Given the week’s heightened atmosphere of scandal, it was impossible to have a Washington party where all the latest news bombshells didn’t become morsels for discussion, with Benghazi and the “fiscal cliff” as “also rans.” While servers from Susan Gage Caterers passed cocktails, fried oysters, mini barbecue sandwiches, and mushrooms on toast, one guest after another could be heard expressing incredulity about the bizarre events surrounding now-former CIA director David Petraeus and his merry band. “It’s just the damnedest thing.” “Where will it end?” “Have you ever heard of this Kelley woman?” “A lot of reporters know Paula Broadwell.” A number of journalists attended the party, but none I talked to outed themselves as a Broadwell intimate.

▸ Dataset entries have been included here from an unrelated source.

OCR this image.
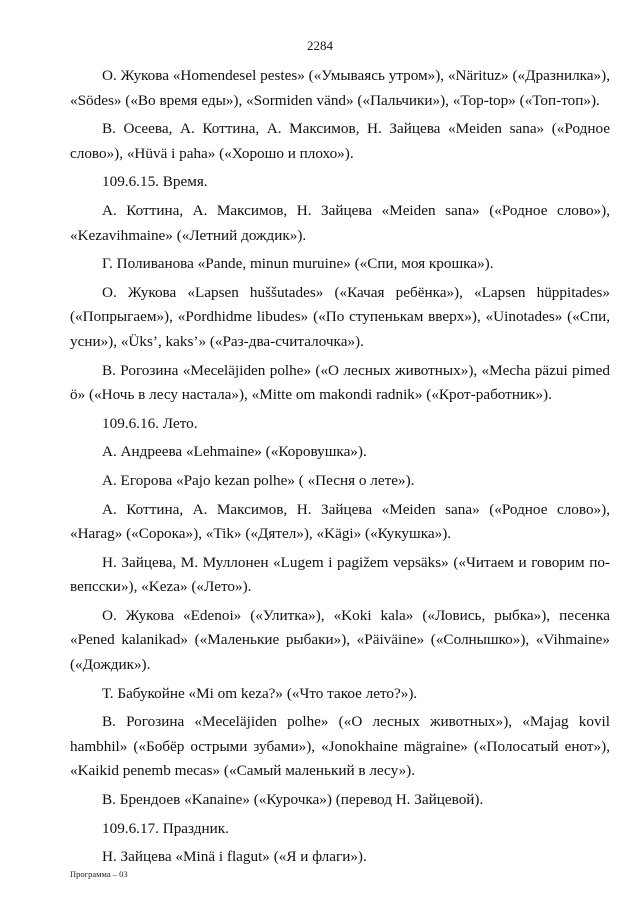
2284

О. Жукова «Homendesel pestes» («Умываясь утром»), «Närituz» («Дразнилка»), «Södes» («Во время еды»), «Sormiden vänd» («Пальчики»), «Top-top» («Топ-топ»).

В. Осеева, А. Коттина, А. Максимов, Н. Зайцева «Meiden sana» («Родное слово»), «Hüvä i paha» («Хорошо и плохо»).

109.6.15. Время.

А. Коттина, А. Максимов, Н. Зайцева «Meiden sana» («Родное слово»), «Kezavihmaine» («Летний дождик»).

Г. Поливанова «Pande, minun muruine» («Спи, моя крошка»).

О. Жукова «Lapsen huššutades» («Качая ребёнка»), «Lapsen hüppitades» («Попрыгаем»), «Pordhidme libudes» («По ступенькам вверх»), «Uinotades» («Спи, усни»), «Üks’, kaks’» («Раз-два-считалочка»).

В. Рогозина «Meceläjiden polhe» («О лесных животных»), «Mecha päzui pimed ö» («Ночь в лесу настала»), «Mitte om makondi radnik» («Крот-работник»).

109.6.16. Лето.

А. Андреева «Lehmaine» («Коровушка»).

А. Егорова «Pajo kezan polhe» ( «Песня о лете»).

А. Коттина, А. Максимов, Н. Зайцева «Meiden sana» («Родное слово»), «Harag» («Сорока»), «Tik» («Дятел»), «Kägi» («Кукушка»).

Н. Зайцева, М. Муллонен «Lugem i pagižem vepsäks» («Читаем и говорим по-вепсски»), «Keza» («Лето»).

О. Жукова «Edenoi» («Улитка»), «Koki kala» («Ловись, рыбка»), песенка «Pened kalanikad» («Маленькие рыбаки»), «Päiväine» («Солнышко»), «Vihmaine» («Дождик»).

Т. Бабукойне «Mi om keza?» («Что такое лето?»).

В. Рогозина «Meceläjiden polhe» («О лесных животных»), «Majag kovil hambhil» («Бобёр острыми зубами»), «Jonokhaine mägraine» («Полосатый енот»), «Kaikid penemb mecas» («Самый маленький в лесу»).

В. Брендоев «Kanaine» («Курочка») (перевод Н. Зайцевой).

109.6.17. Праздник.

Н. Зайцева «Minä i flagut» («Я и флаги»).

Программа – 03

The evening’s organizer, Elizabeth Baker Keffer of Atlantic Media, welcomed guests and noted that activist rock star Bono was in Washington this week, though not at this particular dinner. She had met him the night before, however, and reported that he is “much shorter than you would expect, and does a great impression of Bill Clinton.” She then directed everyone’s attention across the room to a stage where journalist Margaret Carlson was set to interview Lizz Winstead, co-creator and head writer for The Daily Show.

Carlson took a moment to identify herself as the first woman columnist for Time magazine and then, calling out Isaacson, her former editor, she added, “and also the last woman columnist at Time magazine.” When she turned her attention to Winstead, she asked the comedian, “How many people think The Daily Show is a news show?” Winstead replied, “Does it matter?” Clips were shown from the program, which had the audience laughing or groaning. When the screen filled with Clint Eastwood at the GOP convention, onstage talking to an empty chair, Republican lobbyist Juleanna Glover sighed and muttered, “You can’t make it up,” which essentially summed up how she felt about her candidate’s presidential campaign.

Carlson asked Winstead, “What makes politics funny?” Winstead looked surprised. “Is that really the question?” she asked. A good point. People in Washington, especially those in media and politics, laugh at the jokes, but they don’t often understand how the city they take so seriously becomes the joke. Winstead explained that in creating The Daily Show, “we decided, ‘Let’s have comedians who act and look like correspondents,’” an ironic ruse they have turned into enduring success. “Now the media tries to look more like The Daily Show, which makes The Daily Show more like The Daily Show.”